La Cinematheque 2025 | Trailer
From September 15 to 21, 2025, La Cinémathèque française devoted a full retrospective to filmmaker Lucile Hadžihalilović, one of contemporary cinema’s most elusive and singular voices. Over the course of a week, audiences were invited to revisit nearly three decades of a body of work as sparse as it is haunting.
The program traced a clear artistic trajectory. It began with La Bouche de Jean-Pierre, a disturbing early short exploring fractured childhood, and moved through her breakthrough feature Innocence, set in a secluded boarding school where ritual and mystery replace explanation. From the outset, Hadžihalilović established her signature grammar: minimal dialogue, meticulous framing, and an atmosphere thick with suggestion.
With Évolution, she ventured further into the uncanny, crafting an aquatic fable of mothers and sons that feels both biological and mythic. Later, Earwig confirmed her fascination with confinement, ambiguous authority figures, and bodies in flux. The inclusion of shorts such as De natura and Nectar underscored the remarkable coherence of her vision—an oeuvre sculpted through silence and sensory precision.

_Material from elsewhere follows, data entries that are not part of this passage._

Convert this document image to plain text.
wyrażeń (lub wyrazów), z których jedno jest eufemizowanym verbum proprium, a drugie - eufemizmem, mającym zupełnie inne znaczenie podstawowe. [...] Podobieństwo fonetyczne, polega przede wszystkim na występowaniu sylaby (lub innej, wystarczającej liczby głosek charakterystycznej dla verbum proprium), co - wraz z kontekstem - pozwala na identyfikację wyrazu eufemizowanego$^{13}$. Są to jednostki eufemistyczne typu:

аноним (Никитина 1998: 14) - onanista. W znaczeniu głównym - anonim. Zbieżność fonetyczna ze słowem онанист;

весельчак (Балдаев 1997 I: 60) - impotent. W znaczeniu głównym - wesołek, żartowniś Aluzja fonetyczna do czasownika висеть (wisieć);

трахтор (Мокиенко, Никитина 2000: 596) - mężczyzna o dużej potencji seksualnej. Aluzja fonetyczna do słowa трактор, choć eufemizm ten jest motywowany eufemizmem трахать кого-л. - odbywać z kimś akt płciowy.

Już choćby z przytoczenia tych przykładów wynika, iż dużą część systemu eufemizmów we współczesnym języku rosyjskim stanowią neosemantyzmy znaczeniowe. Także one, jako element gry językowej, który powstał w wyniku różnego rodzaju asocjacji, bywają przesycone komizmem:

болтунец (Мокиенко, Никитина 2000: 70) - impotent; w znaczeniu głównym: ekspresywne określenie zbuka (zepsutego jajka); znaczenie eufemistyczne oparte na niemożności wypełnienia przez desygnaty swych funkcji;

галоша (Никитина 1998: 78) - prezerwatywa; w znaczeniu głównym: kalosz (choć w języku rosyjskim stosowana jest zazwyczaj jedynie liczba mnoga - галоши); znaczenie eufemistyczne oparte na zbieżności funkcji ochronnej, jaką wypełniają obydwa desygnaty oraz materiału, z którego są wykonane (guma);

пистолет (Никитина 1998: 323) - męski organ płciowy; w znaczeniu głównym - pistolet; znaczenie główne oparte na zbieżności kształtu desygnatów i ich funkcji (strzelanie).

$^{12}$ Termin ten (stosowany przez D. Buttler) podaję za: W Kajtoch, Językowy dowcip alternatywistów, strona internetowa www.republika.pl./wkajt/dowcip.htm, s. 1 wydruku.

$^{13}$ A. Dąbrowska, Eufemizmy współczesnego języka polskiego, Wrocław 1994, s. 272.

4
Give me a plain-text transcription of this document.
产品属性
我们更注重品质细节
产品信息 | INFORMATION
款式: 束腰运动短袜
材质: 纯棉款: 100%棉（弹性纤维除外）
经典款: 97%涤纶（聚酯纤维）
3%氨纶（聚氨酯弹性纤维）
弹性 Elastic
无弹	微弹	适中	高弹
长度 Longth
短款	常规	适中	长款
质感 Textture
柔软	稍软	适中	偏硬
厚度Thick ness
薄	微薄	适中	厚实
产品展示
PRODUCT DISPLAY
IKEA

The retrospective culminated with La Tour de glace, her most recent feature, loosely inspired by Hans Christian Andersen. In it, a young orphan becomes enthralled by an enigmatic actress, extending the filmmaker’s recurring themes of fascination, control, and metamorphosis within an icy, crystalline visual world.
Beyond the screenings, a public masterclass offered insight into her creative process. Hadžihalilović spoke of constructing films through texture and rhythm rather than exposition—of preserving mystery rather than resolving it. “To show without explaining” could well summarize her approach.
This retrospective ultimately reaffirmed her place apart from trends and industry currents. In Hadžihalilović’s cinema, childhood is never innocent, the fantastic emerges organically from the everyday, and meaning lingers in the shadows long after the lights come up.